Weren't there some stability issues besides the lack of driver and software support? I remember having to install x64 Vista a decade ago on my newly built PC because I had 4GBs of ram and people always said how unstable the x64 version of XP was.

Even if Microsoft gave Windows 10 for free again there will be millions of computers that won't upgrade, which means software developers will still have to support Windows 7 even if Microsoft dosen't.

I always heard the opposite, especially referring to Server 2003.

Wait, — what? I thought Windows 10 was free. I mean, you can download an operational copy direct from Microsoft. What's to stop people from doing exactly this?

You have to activate it if you want to use some features and don't want to be nagged all the time.

A pc at my work still uses XP, guess what it's fucking shit.
Xp

I think W7 will get more years of (third-party) driver and software support than XP did when MS cancelled the support. There is no reason to upgrade for most people and companies since it just works and the hardware it runs on isn't as dated anymore.

Even MS Edge is getting ported to 7.

You're experiencing nostalgia for some reason. I'm 30. I remember XP. Terrible UI. Shitty non-functional search options. Connecting to a new wi-fi network was an exercise in frustration. It was fucking garbage.

Windows 10 is still free actually. You can upgrade from 7 and 8(.1) with the Media Creation Tool from the MS site.

>habr
What is this dogshit?

Oh yeah, I forgot that every time I sat down at someone's XP machine that I had to first turn off that damn yellow dog in the search. Man that was useless.

It's good but registry was a hell.

Looks like some kind of blog/forum mix for technology related subjects

>was

You mean "is" and nearly. Win7 is the perfect one.

My grandmother was running XP on a PII with 256MB of RAM in 2013. It was manageable. Not fast, but usable.

Actually I take that back, I think it was a PIII.

It's a shit by modern standards but a massive improvement by the time, specially in the drivers department, as flash memories and internet were very easy to use.

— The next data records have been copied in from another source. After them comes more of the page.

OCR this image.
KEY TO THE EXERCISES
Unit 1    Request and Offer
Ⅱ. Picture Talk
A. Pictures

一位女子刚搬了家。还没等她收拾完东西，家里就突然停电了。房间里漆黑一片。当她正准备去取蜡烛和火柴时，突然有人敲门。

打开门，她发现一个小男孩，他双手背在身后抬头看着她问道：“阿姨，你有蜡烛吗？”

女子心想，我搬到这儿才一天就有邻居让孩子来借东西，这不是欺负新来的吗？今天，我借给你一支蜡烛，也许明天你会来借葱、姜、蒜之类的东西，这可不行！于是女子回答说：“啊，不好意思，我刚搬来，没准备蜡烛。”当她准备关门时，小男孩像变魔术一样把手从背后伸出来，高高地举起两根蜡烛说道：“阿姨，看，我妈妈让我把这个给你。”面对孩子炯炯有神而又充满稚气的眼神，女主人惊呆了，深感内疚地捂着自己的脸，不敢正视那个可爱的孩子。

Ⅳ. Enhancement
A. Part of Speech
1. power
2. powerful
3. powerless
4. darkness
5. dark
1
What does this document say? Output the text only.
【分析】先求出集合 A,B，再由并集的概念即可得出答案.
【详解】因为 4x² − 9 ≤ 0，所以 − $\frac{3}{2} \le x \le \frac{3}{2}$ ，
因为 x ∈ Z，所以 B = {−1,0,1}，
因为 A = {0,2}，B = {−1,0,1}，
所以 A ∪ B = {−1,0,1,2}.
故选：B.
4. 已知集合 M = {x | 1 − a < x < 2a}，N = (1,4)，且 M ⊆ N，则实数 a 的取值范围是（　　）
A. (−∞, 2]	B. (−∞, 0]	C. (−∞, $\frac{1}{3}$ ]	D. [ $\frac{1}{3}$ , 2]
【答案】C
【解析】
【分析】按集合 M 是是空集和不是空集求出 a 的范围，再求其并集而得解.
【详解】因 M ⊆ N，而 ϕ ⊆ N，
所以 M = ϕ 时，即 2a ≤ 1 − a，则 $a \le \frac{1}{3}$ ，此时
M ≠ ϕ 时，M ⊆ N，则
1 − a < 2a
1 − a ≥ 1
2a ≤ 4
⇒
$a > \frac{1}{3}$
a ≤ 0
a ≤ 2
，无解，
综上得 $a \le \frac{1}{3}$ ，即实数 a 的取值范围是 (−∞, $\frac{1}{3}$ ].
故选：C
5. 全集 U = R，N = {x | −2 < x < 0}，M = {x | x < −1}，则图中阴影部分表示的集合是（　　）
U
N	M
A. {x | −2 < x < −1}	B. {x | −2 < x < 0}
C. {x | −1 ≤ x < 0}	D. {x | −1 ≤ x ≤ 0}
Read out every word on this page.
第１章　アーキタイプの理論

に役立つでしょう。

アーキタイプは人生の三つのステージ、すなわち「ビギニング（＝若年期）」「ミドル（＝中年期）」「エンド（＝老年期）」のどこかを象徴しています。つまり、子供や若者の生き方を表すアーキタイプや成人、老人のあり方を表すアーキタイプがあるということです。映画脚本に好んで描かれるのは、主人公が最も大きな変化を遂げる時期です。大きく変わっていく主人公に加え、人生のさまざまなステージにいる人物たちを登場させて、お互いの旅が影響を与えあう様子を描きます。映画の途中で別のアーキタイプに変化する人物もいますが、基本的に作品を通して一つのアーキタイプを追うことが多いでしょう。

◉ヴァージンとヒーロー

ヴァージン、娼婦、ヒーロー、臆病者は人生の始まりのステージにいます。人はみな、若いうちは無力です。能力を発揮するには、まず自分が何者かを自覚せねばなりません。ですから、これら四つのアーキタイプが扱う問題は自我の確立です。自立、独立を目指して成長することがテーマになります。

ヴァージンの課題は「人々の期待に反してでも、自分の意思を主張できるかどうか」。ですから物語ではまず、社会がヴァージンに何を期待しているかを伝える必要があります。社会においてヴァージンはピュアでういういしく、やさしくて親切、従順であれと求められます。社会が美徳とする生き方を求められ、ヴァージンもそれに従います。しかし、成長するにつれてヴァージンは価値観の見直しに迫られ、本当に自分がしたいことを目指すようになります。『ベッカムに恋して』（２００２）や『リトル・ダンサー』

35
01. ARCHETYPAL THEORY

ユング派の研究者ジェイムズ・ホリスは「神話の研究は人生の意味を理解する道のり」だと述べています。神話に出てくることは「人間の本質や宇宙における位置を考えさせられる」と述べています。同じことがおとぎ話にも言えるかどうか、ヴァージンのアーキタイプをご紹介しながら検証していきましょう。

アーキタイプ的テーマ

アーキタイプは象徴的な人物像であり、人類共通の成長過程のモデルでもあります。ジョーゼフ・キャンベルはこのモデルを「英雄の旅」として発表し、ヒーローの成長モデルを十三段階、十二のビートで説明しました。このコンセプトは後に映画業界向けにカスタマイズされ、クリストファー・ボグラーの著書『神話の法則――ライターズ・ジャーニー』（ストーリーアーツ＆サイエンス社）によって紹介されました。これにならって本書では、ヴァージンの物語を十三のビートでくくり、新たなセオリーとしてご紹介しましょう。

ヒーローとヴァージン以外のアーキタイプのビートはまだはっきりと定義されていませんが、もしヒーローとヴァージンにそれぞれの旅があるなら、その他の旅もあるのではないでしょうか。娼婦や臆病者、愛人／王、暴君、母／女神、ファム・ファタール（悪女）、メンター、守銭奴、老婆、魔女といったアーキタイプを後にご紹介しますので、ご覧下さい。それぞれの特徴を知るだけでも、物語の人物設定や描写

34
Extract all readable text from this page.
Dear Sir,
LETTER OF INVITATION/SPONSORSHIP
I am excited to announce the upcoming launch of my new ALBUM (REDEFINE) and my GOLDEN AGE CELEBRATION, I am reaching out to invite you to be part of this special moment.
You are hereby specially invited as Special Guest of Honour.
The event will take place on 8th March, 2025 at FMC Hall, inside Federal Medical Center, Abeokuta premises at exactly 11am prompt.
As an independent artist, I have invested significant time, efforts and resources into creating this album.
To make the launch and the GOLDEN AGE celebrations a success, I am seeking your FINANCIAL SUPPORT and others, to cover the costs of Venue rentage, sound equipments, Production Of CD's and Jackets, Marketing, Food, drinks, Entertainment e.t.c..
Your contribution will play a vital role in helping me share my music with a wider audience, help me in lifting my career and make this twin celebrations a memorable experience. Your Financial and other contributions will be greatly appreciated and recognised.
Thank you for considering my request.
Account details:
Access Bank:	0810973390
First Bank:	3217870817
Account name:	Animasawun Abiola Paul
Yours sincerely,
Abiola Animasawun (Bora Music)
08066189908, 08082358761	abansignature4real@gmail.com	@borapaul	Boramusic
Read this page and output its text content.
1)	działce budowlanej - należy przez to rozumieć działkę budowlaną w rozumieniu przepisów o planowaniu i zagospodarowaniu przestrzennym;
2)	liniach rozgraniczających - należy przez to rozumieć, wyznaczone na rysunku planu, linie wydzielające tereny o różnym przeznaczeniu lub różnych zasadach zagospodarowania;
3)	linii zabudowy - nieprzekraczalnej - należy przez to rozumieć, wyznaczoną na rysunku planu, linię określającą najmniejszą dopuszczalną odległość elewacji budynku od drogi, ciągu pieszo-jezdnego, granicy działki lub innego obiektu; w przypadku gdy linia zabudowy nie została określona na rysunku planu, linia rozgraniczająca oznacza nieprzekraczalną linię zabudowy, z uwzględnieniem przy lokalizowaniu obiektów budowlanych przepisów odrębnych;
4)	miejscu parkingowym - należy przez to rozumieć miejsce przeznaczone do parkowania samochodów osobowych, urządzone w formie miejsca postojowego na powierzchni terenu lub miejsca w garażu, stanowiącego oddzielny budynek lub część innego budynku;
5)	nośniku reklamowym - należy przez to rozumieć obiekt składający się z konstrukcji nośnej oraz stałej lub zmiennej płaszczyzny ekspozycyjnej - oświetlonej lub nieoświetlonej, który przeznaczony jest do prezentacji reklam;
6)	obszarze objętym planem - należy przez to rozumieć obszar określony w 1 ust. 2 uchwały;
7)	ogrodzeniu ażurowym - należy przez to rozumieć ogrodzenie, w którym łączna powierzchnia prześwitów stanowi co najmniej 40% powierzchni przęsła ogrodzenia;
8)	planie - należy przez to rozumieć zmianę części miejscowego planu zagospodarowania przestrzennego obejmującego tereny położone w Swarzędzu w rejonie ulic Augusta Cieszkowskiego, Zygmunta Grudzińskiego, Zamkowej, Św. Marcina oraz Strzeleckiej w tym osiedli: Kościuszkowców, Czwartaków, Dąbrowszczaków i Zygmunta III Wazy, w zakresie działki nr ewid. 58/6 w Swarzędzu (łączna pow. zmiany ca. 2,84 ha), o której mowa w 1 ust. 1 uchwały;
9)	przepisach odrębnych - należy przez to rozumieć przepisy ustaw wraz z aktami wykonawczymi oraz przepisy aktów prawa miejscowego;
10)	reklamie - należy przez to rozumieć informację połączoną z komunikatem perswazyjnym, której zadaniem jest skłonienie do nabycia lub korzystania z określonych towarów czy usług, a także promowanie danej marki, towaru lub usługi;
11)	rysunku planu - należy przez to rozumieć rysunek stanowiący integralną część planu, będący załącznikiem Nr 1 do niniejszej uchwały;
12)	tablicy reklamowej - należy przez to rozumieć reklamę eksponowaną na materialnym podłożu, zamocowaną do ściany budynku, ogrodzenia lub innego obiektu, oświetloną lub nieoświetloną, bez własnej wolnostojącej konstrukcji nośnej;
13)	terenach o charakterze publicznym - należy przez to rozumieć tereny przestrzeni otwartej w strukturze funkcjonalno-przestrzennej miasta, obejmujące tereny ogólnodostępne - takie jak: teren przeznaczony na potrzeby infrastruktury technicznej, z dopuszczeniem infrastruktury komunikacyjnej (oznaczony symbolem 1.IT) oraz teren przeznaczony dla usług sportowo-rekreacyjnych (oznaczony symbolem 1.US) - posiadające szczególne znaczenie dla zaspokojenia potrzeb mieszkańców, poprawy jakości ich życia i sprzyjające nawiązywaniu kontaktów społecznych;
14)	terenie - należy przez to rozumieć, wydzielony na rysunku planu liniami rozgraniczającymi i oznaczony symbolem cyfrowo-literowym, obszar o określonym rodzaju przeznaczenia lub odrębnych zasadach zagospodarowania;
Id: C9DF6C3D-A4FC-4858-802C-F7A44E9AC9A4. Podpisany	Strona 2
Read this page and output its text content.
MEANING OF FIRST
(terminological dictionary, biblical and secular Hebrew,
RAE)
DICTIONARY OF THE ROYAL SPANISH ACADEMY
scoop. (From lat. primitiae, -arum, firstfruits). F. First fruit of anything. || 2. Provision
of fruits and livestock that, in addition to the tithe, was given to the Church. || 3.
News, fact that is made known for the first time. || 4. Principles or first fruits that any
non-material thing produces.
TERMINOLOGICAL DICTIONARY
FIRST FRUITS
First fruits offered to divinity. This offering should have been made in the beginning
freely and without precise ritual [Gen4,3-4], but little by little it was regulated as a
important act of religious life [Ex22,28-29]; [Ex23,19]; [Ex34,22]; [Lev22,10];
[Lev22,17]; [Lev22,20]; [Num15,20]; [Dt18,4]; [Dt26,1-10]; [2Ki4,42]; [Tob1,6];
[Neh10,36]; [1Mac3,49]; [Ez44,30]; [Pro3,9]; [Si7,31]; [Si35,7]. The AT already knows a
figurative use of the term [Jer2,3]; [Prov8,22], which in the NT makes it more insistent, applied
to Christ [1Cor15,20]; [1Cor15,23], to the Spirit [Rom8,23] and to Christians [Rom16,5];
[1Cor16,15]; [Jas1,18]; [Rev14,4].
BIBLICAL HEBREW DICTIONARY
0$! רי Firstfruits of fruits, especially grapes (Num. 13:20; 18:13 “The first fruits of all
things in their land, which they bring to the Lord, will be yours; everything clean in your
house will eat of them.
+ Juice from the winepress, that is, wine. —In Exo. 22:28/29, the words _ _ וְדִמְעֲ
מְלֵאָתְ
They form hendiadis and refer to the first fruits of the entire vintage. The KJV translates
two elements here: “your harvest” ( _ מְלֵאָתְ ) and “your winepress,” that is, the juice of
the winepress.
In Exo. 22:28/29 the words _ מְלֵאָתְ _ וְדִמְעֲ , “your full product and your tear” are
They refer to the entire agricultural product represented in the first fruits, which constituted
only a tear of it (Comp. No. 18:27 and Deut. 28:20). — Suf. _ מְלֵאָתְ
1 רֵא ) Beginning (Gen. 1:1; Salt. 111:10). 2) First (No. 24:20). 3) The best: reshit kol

Why do people like you always insist on changing things on other people's computers

>root user by default
>IE6 by default
>IE6 could run scripts from the web as if those were programs
>buggy and unstable until SP3
>terrible default theme
>no security whatsoever
Hell, no. Windows XP was a piece of shit. Though at that point in time GNU/Linux and BSD were unusable as desktop OSes and OSX was held back by the hardware it ran on and the lack of programs; so technically it was the best desktop OS at the time.
But in reality WinXP was just shit all around. Windows became truly good with Windows 7.

More nostalgia than not. I remember still getting a lot of bluescreens during that era, and this was also the time when you had to manually defrag your hard drive all the time, and either way your computer seemed to get slower by the month. I used to reinstall XP like three times a year, and nowadays I only reinstall Windows 7 when a hardware upgrade requires it.

It always makes me feel so old when people talk about this being their first. 3.1 was my first, I'm in my 30s now.

The SYSTEM account is the equivalent of root under XP, which if I'm not mistaken is one step above Administrators. Point taken about IE6. SP2 released in 2004 was when it became stable, and also when the Security Center was introduced. The theme is a matter of personal taste, but at least you could change it out of the box. That's one of the great things about XP, it's infinitely customizable.

Lol, Firefox was awesome, but it was slow as hell. IE 6 and 7 were actually way faster. They sucked, but they were faster.

Truth

Lol, when did that ever stop anything getting through?

I got so many viruses on XP it wasn't even funny. mostly my fault

windows was always a trash

>That's true tho, it was fast even on a Pentium III with 128MB of RAM.
maybe if you disabled some services, then i will believe you.